Here is the trap. When a session drops mid-task and the agent reconnects and retries, it retries against a server that lost all session state — and does not know whether the failed call _actually failed_. Consider an agent calling `payments.transfer`: the call goes out, the session drops before the response comes back. Did the transfer happen? The agent cannot tell. Retry naively and it may transfer twice; give up and it may report failure on a transfer that succeeded. Both are wrong, and both are silent.

This is the same disease the [agent-budgets essay](/blog/agent-budgets/) diagnoses in a different organ: an agent that hits a wall and just tries again is not recovering, it is guessing. A dropped MCP session demands a recovery contract, not a retry loop:

- **Classify the failure.** A tool returning "invalid argument" failed deterministically — retrying is pointless. A dropped session failed _ambiguously_ — the outcome is unknown. The agent must branch on which it hit; most collapse both into a generic catch-and-retry.
- **Demand idempotency for side effects.** Every state-changing tool call must carry an idempotency key, so a post-drop retry is safe: the server recognizes the key and returns the original result instead of repeating the side effect.
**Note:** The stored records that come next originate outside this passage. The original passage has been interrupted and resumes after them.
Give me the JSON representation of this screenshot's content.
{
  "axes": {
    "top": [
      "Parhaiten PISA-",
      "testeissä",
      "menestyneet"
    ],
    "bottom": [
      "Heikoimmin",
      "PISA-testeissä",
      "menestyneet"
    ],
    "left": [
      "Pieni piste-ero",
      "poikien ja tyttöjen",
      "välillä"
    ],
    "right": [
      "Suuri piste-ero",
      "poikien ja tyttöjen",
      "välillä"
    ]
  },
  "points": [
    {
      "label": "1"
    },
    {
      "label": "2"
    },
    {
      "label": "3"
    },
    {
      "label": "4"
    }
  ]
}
A state-changing tool without one is unsafe to call from an agent that can lose its session — which is every agent.
- **Reconstruct, then bound.** Recovery for a read is free: reconnect and re-run. Recovery for a write is a read — reconnect, _query_ whether it landed, act on the answer. Give reconnection a budget; when it is spent, emit a structured partial result naming which operations are confirmed and which are unknown. Unknown is a valid state; pretending it is success is not.

A session drop is a fork in the agent's control flow. An agent without that fork written in will, sooner or later, do a side effect twice.

## The wrapper layer you actually ship

The four gaps share one shape: MCP standardizes the _conversation_ with a tool, not the _operations_ around it — routing, scaling, authorization, recovery. Someone owns those, and that someone is a wrapper: a session-aware reverse proxy and policy broker between the agent fleet and the MCP servers, so the agent code stays clean plain MCP. Build or adopt it _before_ the first server goes behind a load balancer — then audit the deployment:

- [ ] MCP sessions routed with affinity, so a session always reaches the instance that holds it.
- [ ] Scaling and alerting on concurrent session count, not CPU or requests per second.
- [ ] Server fan-out counted — sessions per agent task — and the fleet sized for it.
- [ ] An identity-bound allowlist of which servers each agent may open a session with.
- [ ] Server secrets held by the server or a broker, never inside the agent's context window.
- [ ] Every tool call written to an audit log independent of both agent and server.
- [ ] Dropped sessions classified as ambiguous, distinct from a deterministic tool error.
- [ ] Every state-changing tool taking an idempotency key, so a post-drop retry cannot double-execute.

A deployment that cannot check all eight does not have an MCP problem. It has a demo that has not been caught yet.

## Reading list

- The [Model Context Protocol](https://modelcontextprotocol.io) specification, including session lifecycle and the transport layer. Read the lifecycle section twice; most deployments skim it.
- The [Model Context Protocol](https://modelcontextprotocol.io) project also publishes a public 2026 roadmap — it shows which of these gaps the maintainers intend to close in the protocol versus leave to implementations.
- [Anthropic](https://www.anthropic.com), which introduced MCP — the introductory write-up frames what the protocol is for, which makes the boundary of what it leaves out easier to see.

MCP won the integration problem. The operational problems were never in scope — so build the layer that owns them, before the load balancer finds out for you.